Situé au nord-ouest de la Somalie, l’État séparatiste du Somaliland représente plus d'un quart de ce que l’État fédéral somalien considère comme étant son territoire.

Quant au Puntland et au Jubaland, ils ont des relations complexes avec le gouvernement fédéral.

Les Émirats sont perçus par de nombreux experts comme étant derrière la reconnaissance récente par Israël de la république autoproclamée du Somaliland, territoire sur lequel Mogadiscio revendique sa souveraineté.

La coalition dirigée par l'Arabie saoudite au Yémen a également affirmé jeudi que le chef des séparatistes yéménites, soutenus par les Émirats arabes unis, avait été exfiltré à Abou Dhabi, la capitale émiratie, via les ports de Berbera et Mogadiscio.

L’agence somalienne de l’immigration a alors déclaré qu’elle enquêtait sur une "utilisation non autorisée présumée de l’espace aérien et des aéroports nationaux de la Somalie".

"Patience" épuisée 

Interrogé par l'AFP sur ce qui motivait la décision somalienne, un haut responsable du palais présidentiel s'est refusé à entrer dans les détails.

"La décision du cabinet aujourd’hui intervient après une longue période de patience de la part de la direction du gouvernement fédéral.
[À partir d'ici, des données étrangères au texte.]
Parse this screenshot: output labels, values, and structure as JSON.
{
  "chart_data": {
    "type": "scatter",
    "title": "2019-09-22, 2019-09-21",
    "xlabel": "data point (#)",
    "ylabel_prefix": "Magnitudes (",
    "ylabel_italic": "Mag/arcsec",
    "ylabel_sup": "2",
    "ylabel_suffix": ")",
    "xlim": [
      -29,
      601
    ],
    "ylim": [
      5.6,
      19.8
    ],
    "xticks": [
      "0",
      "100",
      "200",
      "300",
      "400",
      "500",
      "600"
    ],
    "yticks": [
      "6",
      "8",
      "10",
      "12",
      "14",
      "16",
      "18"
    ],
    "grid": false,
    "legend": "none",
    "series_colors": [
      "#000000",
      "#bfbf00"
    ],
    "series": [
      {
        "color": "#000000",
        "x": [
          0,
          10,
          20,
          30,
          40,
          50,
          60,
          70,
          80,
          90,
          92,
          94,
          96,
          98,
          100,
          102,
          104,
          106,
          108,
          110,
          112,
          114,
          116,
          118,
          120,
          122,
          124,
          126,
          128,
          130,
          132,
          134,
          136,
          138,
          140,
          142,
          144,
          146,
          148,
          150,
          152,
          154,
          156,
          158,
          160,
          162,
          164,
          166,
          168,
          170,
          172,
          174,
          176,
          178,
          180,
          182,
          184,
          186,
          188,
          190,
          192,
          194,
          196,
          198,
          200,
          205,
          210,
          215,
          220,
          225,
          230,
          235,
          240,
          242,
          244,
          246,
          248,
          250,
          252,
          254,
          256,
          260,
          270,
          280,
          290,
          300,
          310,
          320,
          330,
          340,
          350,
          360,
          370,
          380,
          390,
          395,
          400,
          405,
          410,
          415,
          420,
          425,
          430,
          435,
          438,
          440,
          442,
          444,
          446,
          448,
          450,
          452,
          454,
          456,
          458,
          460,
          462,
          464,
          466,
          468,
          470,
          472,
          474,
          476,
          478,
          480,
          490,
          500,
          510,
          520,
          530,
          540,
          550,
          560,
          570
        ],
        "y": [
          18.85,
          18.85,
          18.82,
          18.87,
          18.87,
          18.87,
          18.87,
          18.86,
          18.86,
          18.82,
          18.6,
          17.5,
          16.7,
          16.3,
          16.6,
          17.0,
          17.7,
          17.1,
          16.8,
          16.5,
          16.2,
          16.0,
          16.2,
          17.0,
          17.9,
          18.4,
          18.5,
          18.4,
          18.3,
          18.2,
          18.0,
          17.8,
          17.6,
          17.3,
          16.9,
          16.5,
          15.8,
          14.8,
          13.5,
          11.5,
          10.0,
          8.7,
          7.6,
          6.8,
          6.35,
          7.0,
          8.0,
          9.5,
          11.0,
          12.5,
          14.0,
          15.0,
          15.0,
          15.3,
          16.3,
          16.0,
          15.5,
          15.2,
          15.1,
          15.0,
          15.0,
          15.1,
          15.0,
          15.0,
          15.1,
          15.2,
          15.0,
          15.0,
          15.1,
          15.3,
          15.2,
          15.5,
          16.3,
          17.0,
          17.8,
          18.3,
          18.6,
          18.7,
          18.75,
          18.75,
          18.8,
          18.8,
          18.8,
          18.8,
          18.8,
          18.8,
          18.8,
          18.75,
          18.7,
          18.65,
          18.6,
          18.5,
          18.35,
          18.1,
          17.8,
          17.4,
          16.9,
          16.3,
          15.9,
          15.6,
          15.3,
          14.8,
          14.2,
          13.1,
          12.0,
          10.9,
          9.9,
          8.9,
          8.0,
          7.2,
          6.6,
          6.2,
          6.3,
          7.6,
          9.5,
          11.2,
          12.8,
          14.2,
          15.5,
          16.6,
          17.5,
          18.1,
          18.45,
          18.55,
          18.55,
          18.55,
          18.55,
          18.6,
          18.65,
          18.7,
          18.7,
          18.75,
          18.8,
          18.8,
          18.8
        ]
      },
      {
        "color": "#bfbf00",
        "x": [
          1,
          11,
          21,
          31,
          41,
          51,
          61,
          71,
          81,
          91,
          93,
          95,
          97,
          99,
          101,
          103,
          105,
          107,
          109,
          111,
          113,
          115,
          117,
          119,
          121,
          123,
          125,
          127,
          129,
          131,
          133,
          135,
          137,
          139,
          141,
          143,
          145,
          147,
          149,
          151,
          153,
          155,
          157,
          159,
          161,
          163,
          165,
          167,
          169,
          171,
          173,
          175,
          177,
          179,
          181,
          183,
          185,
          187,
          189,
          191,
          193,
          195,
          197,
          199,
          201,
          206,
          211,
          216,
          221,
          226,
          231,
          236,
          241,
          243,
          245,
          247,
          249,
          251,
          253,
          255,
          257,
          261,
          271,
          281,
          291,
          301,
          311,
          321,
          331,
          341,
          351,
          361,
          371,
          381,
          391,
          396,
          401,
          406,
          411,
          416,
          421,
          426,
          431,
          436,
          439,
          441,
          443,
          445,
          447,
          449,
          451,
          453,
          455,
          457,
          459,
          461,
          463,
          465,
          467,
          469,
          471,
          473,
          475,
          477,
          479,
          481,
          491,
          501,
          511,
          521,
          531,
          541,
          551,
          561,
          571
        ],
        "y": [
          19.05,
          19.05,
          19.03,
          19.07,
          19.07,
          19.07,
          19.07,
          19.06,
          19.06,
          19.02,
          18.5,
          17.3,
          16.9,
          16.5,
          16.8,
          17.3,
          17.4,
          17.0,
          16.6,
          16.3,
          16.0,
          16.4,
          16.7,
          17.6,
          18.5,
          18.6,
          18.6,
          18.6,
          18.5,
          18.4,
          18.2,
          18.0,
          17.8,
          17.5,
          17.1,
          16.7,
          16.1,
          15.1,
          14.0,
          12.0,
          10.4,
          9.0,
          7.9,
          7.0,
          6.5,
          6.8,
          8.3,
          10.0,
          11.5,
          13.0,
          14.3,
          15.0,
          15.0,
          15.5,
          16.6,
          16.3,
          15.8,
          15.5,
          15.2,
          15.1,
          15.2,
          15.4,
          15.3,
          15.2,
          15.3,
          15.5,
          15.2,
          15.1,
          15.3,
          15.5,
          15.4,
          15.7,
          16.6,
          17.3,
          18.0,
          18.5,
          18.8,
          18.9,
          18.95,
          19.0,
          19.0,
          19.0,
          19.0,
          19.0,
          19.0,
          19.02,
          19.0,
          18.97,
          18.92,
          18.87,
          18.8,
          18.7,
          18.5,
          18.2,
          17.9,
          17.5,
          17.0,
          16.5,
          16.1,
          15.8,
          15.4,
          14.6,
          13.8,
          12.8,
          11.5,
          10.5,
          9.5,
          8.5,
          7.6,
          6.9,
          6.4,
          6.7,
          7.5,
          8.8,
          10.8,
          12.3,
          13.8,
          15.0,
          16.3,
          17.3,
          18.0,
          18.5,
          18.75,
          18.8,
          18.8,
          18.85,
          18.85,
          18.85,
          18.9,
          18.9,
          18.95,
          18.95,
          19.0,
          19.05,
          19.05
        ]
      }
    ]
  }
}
Les Émirats ont continué d’interférer dans les affaires intérieures de la Somalie et se sont livrés à des actes de mauvaise conduite et à une politique de double discours en Somalie", a-t-il commenté.

Le 26 décembre, Israël est devenu le premier pays à reconnaître le Somaliland comme "État indépendant et souverain" depuis sa sécession en 1991 de la Somalie.

La république autoproclamée de 176.000 km2 fonctionne depuis en autonomie, avec ses propres monnaie, armée et police, et se distingue par sa relative stabilité par rapport à la Somalie minée par l'insurrection islamiste des shebab et les conflits politiques chroniques.

Sa position sur le détroit de Bab-el-Mandeb, qui relie la mer Rouge au golfe d'Aden, en fait un territoire stratégique.

Les Émirats arabes unis, cas rare dans le monde musulman, n'ont pas condamné Israël pour sa reconnaissance du Somaliland, contrairement à l'Arabie saoudite.

Le président somalien Hassan Sheikh Mohamud avait qualifié la décision israélienne de "menace" pour la sécurité et la stabilité de la Corne de l'Afrique.